To guide our breeding efforts we continue to conduct regular surveys of pathogen species and pathotypes present in Minnesota soybean producing areas. We recently completed a survey of Pythium species found in Minnesota soybean growing areas where we identified more than 30 species and three new, closely-related species from the genus Phytopythium. An additional result of this survey is the observation that many of the species found appear to be pathogens of both soybeans and corn. The large number of Pythium species infecting both soybeans and corn is an explanation for the difficulty we have experienced in detecting varietal resistance to Pythium spp. since previous surveys have acknowledged the presence of only three or four species and emphasized the role Pythium irregulare and Pythium ultimum in causing seed, seedling, and root rots of soybean and corn. Using molecular techniques to verify our species identification we have been able to phenotype soybeans for resistance using isolates confirmed to be P. irregulare and P. ultimum.

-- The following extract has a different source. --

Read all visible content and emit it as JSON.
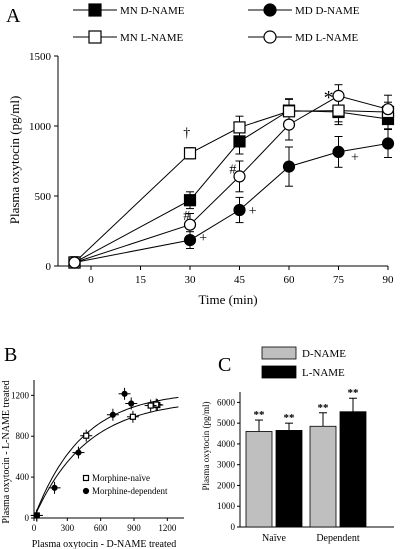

We have also begun a region-wide survey of Phytophthora sojae pathotypes. The survey is a collaboration among nine North Central soybean growing states with the objective of identifying the pathotypes or races that are present in soybean growing areas. Phytophthora sojae is an important yield-limiting pathogen of soybean that can be controlled by varietal resistance, the widely used Rps genes, partial resistance, and application of seed treatment fungicides. Reliance on single gene resistance selects for pathotypes capable of overcoming frequently used resistance genes. In the most recent pathotype survey, completed five years ago, we observed a pronounced increase in the number and complexity of P.sojae pathotypes throughout the region. In order to maintain the effectiveness of resistance available to farmers, soybean breeders will use the information gained in this survey in breeding new soybean varieties. In Minnesota we are working with farmers, extension personnel, and crop consultants to identify and sample fields exhibiting symptoms of Phytophthora. This cooperation is a win-win for both farmers and for us since the information obtained in the survey guides variety development generally and aids the individual farmers in selecting varieties resistant to the P. sojae pathotype found their fields.
This research brings together many different levels of cooperation, support, and effort. I represent cooperation among researchers in nine North Central states and by researchers here at the University of Minnesota. It is supported by grants from the Minnesota Soybean Research and Promotion Council, the North Central Soybean Research Program, and the Minnesota Agricultural Experiment Station.